SQL World: Working with CTE (Common Table Expressions)

Introduced in SQL Server 2005, the common table expression (CTE) is a temporary named result set that you can reference within a SELECT, INSERT, UPDATE, or DELETE statement. You can also use a CTE in a CREATE VIEW statement, as part of the view’s SELECT query. In addition, as of SQL Server 2008, you can add a CTE to the new MERGE statement.

SQL Server supports two types of CTEs—recursive and nonrecursive. In this article, I explain how to create both types. The examples I provide are based on a local instance of SQL Server 2008 and retrieve data from the AdventureWorks2008 sample database.

Working with Common Table Expressions

You define CTEs by adding a WITH clause directly before your SELECT, INSERT, UPDATE, DELETE, or MERGE statement. The WITH clause can include one or more CTEs, as shown in the following syntax:

[WITH <common_table_expression> [,...]]

<common_table_expression>::=

cte_name [(column_name [,...])]

AS (cte_query)

...which can be represented like this...

As you can see, if you include more than one CTE in your WITH clause, you must separate them with commas. In addition, for each CTE, you must provide a name, the AS keyword, and a SELECT statement. You can also provide column names (separated by commas), as long as the number of names match the number of columns returned by the result set.

The SELECT statement in your CTE query must follow the same requirements as those used for creating a view. For details about those requirements, see the topic “CREATE VIEW (Transact-SQL)” in SQL Server Books Online. For more details about CTEs in general, see the topic “WITH common_table_expression (Transact-SQL).”

After you define your WITH clause with the necessary CTEs, you can then reference those CTEs as you would any other table. However, you can reference a CTE only within the execution scope of the statement that immediately follows the WITH clause. After you’ve run your statement, the CTE result set is not available to other statements.

Creating a Nonrecursive Common Table Expression

A nonrecursive CTE is one that does not reference itself within the CTE. Nonrecursive CTEs tend to be simpler than recursive CTEs, which is why I’m starting with this type. In the following example, I create a CTE named cteTotalSales:

WITH

cteTotalSales (SalesPersonID, NetSales)

(

SELECT SalesPersonID, ROUND(SUM(SubTotal), 2)
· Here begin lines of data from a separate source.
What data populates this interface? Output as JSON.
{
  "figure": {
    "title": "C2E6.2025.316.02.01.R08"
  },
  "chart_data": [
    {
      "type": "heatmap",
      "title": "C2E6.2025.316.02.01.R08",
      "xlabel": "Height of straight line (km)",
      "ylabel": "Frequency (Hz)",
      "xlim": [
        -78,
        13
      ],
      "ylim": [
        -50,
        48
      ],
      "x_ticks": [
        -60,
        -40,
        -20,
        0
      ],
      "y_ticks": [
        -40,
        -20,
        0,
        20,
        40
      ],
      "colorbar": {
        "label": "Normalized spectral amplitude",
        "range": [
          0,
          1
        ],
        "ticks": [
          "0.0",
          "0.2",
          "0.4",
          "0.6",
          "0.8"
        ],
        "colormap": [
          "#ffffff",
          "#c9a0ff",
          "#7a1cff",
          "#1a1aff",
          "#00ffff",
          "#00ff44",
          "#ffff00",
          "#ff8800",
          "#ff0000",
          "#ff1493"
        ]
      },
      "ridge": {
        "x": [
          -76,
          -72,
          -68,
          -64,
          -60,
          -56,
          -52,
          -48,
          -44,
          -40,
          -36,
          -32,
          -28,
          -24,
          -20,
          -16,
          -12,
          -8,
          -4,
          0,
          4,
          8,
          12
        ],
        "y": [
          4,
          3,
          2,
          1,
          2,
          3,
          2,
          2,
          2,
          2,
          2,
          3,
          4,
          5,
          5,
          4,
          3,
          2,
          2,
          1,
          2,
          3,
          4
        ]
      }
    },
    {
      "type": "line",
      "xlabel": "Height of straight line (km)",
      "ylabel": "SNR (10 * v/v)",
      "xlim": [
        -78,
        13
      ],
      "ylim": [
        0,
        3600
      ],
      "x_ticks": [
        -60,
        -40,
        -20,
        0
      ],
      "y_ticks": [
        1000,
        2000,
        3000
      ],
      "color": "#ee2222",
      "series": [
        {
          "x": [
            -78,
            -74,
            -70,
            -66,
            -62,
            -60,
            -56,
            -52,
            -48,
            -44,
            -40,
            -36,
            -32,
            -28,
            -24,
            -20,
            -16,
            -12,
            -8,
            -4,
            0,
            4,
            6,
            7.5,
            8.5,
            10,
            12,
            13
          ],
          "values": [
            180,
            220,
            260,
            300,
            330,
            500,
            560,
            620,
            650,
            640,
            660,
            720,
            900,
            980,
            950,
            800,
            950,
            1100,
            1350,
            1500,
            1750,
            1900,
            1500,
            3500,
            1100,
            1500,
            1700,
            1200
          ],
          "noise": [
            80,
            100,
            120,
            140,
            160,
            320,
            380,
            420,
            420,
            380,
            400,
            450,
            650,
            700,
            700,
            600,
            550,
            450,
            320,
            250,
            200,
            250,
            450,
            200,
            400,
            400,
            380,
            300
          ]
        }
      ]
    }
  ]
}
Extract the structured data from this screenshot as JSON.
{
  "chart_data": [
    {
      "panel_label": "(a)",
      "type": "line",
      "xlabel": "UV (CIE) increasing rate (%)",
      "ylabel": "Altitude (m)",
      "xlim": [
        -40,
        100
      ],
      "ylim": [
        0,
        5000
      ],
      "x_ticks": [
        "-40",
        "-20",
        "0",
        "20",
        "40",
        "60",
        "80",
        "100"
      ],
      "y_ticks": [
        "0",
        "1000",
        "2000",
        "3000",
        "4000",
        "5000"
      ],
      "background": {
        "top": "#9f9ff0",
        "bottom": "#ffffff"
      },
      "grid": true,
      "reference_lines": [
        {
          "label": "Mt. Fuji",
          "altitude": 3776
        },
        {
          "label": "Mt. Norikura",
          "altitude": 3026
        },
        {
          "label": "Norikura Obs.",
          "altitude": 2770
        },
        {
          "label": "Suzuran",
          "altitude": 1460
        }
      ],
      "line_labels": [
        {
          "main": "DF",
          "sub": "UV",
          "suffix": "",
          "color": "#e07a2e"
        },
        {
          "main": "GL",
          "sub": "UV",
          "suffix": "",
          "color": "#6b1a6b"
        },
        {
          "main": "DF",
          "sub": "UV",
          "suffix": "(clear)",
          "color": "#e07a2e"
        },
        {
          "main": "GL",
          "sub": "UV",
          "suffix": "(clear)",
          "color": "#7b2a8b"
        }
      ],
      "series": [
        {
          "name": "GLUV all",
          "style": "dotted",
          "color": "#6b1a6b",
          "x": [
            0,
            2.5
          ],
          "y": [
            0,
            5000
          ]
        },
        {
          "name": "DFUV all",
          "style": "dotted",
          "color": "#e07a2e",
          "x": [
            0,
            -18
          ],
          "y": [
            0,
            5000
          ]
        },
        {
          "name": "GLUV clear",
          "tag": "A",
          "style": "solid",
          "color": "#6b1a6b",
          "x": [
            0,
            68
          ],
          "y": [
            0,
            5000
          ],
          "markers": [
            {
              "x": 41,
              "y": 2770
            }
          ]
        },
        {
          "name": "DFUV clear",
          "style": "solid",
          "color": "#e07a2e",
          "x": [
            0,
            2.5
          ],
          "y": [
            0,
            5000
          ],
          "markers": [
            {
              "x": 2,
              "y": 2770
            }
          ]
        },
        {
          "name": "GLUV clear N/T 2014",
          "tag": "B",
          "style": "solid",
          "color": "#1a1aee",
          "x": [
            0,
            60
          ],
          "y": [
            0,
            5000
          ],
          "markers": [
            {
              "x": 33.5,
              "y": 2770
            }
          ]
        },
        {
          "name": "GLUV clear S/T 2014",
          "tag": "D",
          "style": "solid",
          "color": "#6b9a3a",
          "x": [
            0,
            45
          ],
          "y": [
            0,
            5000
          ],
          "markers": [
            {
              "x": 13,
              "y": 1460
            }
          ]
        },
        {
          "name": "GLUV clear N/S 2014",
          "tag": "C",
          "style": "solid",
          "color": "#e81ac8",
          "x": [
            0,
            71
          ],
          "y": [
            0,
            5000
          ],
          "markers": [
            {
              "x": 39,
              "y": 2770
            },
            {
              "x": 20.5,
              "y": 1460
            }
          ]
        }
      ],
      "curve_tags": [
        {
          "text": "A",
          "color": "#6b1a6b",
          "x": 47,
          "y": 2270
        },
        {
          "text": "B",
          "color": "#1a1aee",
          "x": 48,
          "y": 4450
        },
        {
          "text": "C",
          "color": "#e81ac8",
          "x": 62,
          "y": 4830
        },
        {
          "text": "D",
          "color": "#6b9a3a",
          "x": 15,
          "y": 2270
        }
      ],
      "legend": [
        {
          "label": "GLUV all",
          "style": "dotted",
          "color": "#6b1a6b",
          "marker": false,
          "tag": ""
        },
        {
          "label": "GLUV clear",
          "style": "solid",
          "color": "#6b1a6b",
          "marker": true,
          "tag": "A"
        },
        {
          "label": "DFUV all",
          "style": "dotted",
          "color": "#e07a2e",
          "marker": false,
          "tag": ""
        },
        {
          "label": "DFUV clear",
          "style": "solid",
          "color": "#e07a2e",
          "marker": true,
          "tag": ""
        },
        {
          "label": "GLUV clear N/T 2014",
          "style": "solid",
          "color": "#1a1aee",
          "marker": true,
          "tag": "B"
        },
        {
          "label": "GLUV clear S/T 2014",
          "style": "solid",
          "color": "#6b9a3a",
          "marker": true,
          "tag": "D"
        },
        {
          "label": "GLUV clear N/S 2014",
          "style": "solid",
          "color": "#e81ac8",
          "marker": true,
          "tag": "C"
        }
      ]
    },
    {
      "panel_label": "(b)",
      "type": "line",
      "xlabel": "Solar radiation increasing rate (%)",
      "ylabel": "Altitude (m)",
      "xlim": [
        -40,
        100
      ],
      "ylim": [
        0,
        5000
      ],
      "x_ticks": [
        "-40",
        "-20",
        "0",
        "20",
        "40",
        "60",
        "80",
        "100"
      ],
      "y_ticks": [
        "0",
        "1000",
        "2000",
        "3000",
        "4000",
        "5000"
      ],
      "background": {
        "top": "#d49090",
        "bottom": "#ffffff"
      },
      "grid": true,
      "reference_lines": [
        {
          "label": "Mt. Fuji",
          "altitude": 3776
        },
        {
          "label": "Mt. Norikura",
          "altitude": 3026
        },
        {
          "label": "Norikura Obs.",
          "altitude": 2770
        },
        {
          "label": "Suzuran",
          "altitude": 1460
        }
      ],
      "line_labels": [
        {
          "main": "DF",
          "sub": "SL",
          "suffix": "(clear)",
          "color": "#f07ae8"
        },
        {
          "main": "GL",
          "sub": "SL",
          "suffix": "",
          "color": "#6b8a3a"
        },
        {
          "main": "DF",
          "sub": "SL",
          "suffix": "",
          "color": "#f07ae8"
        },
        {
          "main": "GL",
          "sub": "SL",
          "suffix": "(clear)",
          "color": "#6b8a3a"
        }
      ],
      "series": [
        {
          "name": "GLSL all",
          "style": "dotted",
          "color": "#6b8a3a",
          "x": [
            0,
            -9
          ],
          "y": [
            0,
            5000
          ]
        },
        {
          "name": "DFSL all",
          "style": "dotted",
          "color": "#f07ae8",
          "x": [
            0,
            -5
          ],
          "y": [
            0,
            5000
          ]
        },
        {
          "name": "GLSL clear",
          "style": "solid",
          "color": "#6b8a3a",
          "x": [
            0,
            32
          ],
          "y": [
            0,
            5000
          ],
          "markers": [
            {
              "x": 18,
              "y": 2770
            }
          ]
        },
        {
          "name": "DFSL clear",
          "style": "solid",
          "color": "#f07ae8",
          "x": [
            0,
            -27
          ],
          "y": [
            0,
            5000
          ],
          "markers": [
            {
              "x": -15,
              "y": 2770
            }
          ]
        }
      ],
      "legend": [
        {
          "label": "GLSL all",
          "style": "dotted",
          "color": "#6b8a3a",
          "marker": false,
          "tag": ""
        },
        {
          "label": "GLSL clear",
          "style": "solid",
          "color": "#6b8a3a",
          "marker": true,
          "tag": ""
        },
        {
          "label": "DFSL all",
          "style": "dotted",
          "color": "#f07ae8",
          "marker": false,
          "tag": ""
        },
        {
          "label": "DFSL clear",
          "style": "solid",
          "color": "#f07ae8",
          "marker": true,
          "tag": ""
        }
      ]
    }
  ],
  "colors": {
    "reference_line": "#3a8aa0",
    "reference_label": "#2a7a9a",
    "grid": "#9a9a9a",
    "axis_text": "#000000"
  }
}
FROM Sales.SalesOrderHeader

WHERE SalesPersonID IS NOT NULL

GROUP BY SalesPersonID

)

SELECT

sp.FirstName + ' ' + sp.LastName AS FullName,

sp.City + ', ' + StateProvinceName AS Location,

ts.NetSales

FROM Sales.vSalesPerson AS sp

INNER JOIN cteTotalSales AS ts

ON sp.BusinessEntityID = ts.SalesPersonID

ORDER BY ts.NetSales DESC

After I specify the CTE name, I provide two column names, SalesPersonID and NetSales, which are enclosed in parentheses and separated by a comma. That means the result set returned by the CTE query must return two columns.

Next, I provide the AS keyword, then a set of parentheses that enclose the CTE query. In this case, the SELECT statement returns the total sales for each sales person (total sales grouped by salesperson ID). As you can see, the CTE query can include Transact-SQL functions, GROUP BY clauses, or any elements that the SELECT statement in a view definition can include.

I can now reference cteTotalSales in the statement that immediately follows. For this example, I create a SELECT statement that joins the Sales.vSalesPerson view to cteTotalSales, based on the salesperson ID. I then pull the names and locations from the view and the net sales from the CTE. The following table shows the results returned by this statement.

As you saw earlier in the syntax, you can include multiple CTEs in a WITH clause. The following WITH clause includes two CTEs, one named cteTotalSales and one named cteTargetDiff:

WITH

cteTotalSales (SalesPersonID, NetSales)

(

SELECT SalesPersonID, ROUND(SUM(SubTotal), 2)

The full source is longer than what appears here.